Long comment:
$[T]_{\mathcal B}$ means both the elements of $V$ and $T(V)$ are expressed as linear combinations of the vectors from the basis $\mathcal B$. This is always possible because $T:V\to V\implies T(V)\subseteq V$.
Let $B_1=\left\{b_1,\ldots,b_k\right\}$ and let $X$ be some direct complement of $W$ in $V$ with a basis $B_2=\left\{b_{k+1},\ldots,b_n\right\}$.
Now, the columns of $[T]_{\mathcal B}$ are exactly the vectors $T\left(b_1\right), T\left(b_2\right),\ldots,T\left(b_k\right)$ written as linear combinations of $b_1,b_2,\ldots,b_k,b_{k+1},\ldots,b_n$ (in the same order).
@user7530 has already noted $X$ doesn't have to be invariant under $T$.
That means, for some $v_1\in X$, it might be possible that $T(v_1)\in X$.

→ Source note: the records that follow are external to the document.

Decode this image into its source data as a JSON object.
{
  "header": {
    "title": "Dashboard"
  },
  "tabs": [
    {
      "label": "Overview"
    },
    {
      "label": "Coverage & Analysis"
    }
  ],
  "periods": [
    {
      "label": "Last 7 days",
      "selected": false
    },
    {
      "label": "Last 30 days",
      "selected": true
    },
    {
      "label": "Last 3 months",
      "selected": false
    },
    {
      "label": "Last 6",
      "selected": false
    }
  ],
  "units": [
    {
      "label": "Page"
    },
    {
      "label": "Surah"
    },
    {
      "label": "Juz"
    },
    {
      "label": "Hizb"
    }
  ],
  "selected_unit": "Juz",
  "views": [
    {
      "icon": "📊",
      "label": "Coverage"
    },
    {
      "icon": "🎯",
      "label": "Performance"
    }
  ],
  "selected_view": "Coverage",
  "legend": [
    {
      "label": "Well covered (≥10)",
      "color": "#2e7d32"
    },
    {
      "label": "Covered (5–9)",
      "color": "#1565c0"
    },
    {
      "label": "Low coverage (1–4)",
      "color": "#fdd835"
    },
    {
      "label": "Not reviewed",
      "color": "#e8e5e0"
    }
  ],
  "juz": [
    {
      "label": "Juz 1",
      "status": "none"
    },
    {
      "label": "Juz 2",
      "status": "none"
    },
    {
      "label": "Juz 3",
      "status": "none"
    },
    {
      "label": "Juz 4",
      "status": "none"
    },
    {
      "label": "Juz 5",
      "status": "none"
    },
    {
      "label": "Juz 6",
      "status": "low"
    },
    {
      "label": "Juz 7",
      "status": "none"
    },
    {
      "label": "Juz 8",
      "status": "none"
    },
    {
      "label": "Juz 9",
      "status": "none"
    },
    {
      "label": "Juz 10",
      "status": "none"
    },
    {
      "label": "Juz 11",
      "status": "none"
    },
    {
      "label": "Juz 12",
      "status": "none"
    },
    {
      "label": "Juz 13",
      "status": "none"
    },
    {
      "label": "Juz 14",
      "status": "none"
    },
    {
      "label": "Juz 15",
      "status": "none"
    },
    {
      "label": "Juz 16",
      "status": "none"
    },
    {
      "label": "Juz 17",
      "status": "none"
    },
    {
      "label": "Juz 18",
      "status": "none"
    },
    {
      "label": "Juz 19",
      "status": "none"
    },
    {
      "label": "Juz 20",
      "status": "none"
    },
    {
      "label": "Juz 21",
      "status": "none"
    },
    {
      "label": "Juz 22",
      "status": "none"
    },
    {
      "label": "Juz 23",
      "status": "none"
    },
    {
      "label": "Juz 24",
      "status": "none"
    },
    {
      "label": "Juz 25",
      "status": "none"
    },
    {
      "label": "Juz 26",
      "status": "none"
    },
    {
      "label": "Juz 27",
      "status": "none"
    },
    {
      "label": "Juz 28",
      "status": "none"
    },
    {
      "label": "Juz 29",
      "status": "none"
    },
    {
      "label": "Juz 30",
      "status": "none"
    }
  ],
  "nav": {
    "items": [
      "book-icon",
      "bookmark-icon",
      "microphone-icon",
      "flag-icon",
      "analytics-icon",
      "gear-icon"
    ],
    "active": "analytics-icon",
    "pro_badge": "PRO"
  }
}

So, for some $j\in\{k+1,\ldots,n\},\quad T\left(b_j\right)=\sum_{i=1}^n\alpha_ib_i$, where $\sum_{i=1}^k\alpha_ib_i$ isn't necessarily $0$, however,
we cannot express $T\left(b_1\right),\ldots,T\left(b_k\right)$ over $b_{k+1},\ldots,b_n$.
Whether or not $X$ is invariant under $T$ will only affect the block $B$.